Le 23 juin 2014, un certain lundi, alors que je rentrais d’une promenade avec mes camarades, le pire était arrivé : ma mère était morte. Le choc de ma vie ! Ma moitié, mon amie, ma mère est morte !
Cette perte a bouleversé ma vie. Je ne parlais plus, je ne mangeais plus. J’en ai voulu au monde entier tellement c’était injuste. Je ne pouvais pas accepter la réalité. Je ne pouvais pas imaginer la suite sans elle. Mes grands-parents me suppliaient de faire mon deuil. Mais comment ? J’ai choisi de le faire pour les autres, mais jamais au fond de mon cœur. Ma mère sera mon ange qui me guidera.

Une providence ?

Après ce « deuil  », mon père refait surface. Je crois que personne ne peut imaginer la haine que je ressentais pour lui et pour la vie. Je ne voulais pas le voir parce que je ne l’avais jamais aimé. Avant que ma mère ne « parte  », je lui avais promis de faire un effort. Je devais donc tenir ma promesse et essayer d’apprendre à le connaitre. Je me pose maintenant la question : si je n’avais pas fait cette promesse, peut-être qu’elle serait encore avec moi… Je n’ai toujours pas de réponse, mais j’en souffre.

Le déchirement

Comme si ces douleurs n’étaient pas suffisantes ! Voilà qu’on m’annonça que je devais partir en France ! Ahhh ! La haine que je ressentis en apprenant cette nouvelle !!! La personne que je n’avais jamais connue voulait me prendre ; il, ce « père  », voulait que je vive avec lui ! Il voulait m’éloigner de mes grands-parents, de la tombe de ma mère ! Pourquoi maintenant ? Que voulait-il exactement ? Je ne veux pas aller en France ! Au fond de moi, la haine grandit ! Je suis trop jeune pour prendre mes décisions et je dois obéir.

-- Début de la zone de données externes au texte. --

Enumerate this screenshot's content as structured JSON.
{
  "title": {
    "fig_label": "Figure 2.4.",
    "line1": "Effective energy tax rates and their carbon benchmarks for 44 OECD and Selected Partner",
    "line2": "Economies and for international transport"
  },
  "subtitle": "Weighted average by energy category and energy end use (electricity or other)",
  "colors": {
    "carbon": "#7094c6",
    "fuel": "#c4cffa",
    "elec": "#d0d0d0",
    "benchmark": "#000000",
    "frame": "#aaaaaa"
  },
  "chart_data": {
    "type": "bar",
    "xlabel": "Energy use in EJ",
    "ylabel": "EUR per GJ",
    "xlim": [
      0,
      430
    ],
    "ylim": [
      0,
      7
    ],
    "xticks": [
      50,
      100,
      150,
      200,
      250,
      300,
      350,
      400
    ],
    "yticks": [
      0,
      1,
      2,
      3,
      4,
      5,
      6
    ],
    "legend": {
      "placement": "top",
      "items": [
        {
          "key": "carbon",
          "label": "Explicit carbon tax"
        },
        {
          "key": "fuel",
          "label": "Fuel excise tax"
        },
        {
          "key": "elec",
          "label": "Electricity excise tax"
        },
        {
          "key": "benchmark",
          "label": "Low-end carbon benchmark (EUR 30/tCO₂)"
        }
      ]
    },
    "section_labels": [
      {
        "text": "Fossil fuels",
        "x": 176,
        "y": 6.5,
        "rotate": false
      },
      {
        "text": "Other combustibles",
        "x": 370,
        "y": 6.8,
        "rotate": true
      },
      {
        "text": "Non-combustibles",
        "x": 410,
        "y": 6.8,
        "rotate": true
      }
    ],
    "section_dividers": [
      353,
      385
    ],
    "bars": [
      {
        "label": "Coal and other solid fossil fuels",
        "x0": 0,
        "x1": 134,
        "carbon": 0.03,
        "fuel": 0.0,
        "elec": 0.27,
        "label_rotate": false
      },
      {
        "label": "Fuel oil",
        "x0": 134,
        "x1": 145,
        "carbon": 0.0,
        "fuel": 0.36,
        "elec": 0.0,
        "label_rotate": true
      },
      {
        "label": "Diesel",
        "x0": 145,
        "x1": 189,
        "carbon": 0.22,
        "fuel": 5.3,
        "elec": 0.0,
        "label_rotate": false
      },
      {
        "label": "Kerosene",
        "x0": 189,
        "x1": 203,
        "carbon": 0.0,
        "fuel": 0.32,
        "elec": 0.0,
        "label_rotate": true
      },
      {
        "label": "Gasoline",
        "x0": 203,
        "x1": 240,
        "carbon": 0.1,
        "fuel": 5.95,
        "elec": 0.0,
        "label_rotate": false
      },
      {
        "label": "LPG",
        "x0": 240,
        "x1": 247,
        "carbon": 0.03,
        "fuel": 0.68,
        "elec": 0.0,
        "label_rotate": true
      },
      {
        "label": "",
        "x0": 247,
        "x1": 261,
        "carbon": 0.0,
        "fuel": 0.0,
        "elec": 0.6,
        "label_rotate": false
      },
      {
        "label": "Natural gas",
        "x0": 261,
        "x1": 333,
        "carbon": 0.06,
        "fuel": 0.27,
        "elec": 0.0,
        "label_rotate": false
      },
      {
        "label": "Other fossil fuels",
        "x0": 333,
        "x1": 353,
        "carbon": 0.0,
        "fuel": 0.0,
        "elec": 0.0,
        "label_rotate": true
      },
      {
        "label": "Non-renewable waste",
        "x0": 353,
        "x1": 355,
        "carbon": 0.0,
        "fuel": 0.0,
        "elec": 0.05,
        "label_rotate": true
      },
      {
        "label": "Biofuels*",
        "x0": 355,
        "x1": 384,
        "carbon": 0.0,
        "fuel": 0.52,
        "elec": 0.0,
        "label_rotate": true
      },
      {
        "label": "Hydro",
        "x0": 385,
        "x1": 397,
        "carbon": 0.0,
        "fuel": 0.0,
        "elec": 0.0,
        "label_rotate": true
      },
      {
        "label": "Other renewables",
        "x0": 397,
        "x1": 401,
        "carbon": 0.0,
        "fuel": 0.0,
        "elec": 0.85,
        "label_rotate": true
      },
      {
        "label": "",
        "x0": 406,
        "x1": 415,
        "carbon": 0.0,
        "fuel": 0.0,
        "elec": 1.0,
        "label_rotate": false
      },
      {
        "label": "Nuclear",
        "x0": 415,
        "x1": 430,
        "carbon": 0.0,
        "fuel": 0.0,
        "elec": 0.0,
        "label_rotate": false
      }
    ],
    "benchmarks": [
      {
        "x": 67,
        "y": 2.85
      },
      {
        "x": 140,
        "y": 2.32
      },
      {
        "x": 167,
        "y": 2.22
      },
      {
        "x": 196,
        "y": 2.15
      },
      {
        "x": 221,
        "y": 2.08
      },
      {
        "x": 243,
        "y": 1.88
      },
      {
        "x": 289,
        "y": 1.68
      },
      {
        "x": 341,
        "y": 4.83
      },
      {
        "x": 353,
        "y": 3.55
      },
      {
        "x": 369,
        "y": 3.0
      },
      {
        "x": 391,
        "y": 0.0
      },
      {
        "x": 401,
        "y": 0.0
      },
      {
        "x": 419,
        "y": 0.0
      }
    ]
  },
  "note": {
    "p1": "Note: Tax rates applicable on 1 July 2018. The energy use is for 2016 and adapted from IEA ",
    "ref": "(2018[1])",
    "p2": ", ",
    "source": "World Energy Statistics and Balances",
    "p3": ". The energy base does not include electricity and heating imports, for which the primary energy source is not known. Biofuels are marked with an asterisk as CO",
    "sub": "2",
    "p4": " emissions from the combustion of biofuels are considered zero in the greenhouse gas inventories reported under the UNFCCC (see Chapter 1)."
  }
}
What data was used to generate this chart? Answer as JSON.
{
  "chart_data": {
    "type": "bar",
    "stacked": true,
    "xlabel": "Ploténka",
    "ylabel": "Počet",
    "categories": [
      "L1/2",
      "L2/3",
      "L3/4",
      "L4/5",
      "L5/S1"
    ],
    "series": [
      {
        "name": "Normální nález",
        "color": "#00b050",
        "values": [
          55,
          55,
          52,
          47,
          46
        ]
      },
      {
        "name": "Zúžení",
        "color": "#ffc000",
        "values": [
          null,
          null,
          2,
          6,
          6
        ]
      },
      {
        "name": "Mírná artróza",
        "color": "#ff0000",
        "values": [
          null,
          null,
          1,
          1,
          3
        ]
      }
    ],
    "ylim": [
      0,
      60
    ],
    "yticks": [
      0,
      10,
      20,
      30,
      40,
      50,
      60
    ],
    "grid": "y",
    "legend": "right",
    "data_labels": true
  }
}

La vie n’est pas juste ! Elle n’a pas été toujours bonne pour moi, comme si elle voulait me faire payer les moments de bonheur que j’ai vécu avec ma mère. J’ai mal… La vie est dure mais je dois être plus forte qu’elle. Donc, malgré toute ma douleur, j’ai accepté de venir en France.

La France

Lorsque je suis arrivée dans ce pays étranger et étrange, pour vivre en plus avec des inconnus, j’avais peur. Mais j’ai pris sur moi, j’ai décidé d’être forte et de construire la suite avec intelligence. Avec mon père, c’était toujours la guerre, mais cela nous a permis de mieux nous connaitre.

Le collège

L’arrivée au collège a été aussi un moment difficile : mes peurs se sont multipliées. J’avais peur de l’accueil des professeurs. Certains étaient merveilleux parce qu’ils faisaient l’effort d’articuler en parlant, ils expliquaient quand on ne comprenait pas et ces cours se passaient bien. D’autres par contre faisaient leur cours sans se soucier de nous. Certains nous accueillaient sèchement et on se sentait découragés, ça nous démotivait. Les élèves du collège étaient méchants, lorsqu’ils se moquaient de nous
en classe, les professeurs ne les grondaient même pas. Les élèves faisaient donc un peu n’importe quoi et moi ça m’énervait parce que dans mon pays les élèves n’avaient aucun droit de manquer de respect aux personnels de l’école. J’espère que dans l’avenir ils comprendront que ça ne servait à rien d’être irrespectueux puisque ça ne mènent a rien.
J’avais peur aussi des camarades de classe car je craignais les moqueries. J’observais les autres et j’ai fini par faire le tri. J’ai donc réussi à me faire des amis parmi ceux qui viennent d’ailleurs, comme moi. Nous avons formé un groupe très solide pour faire face aux méchancetés. Nous avons décidé de nous protéger, de nous entraider pour être forts. Chacun de nous est arrivé avec son histoire, ses douleurs, ses larmes. Notre union était notre force. Je ne les oublierai jamais.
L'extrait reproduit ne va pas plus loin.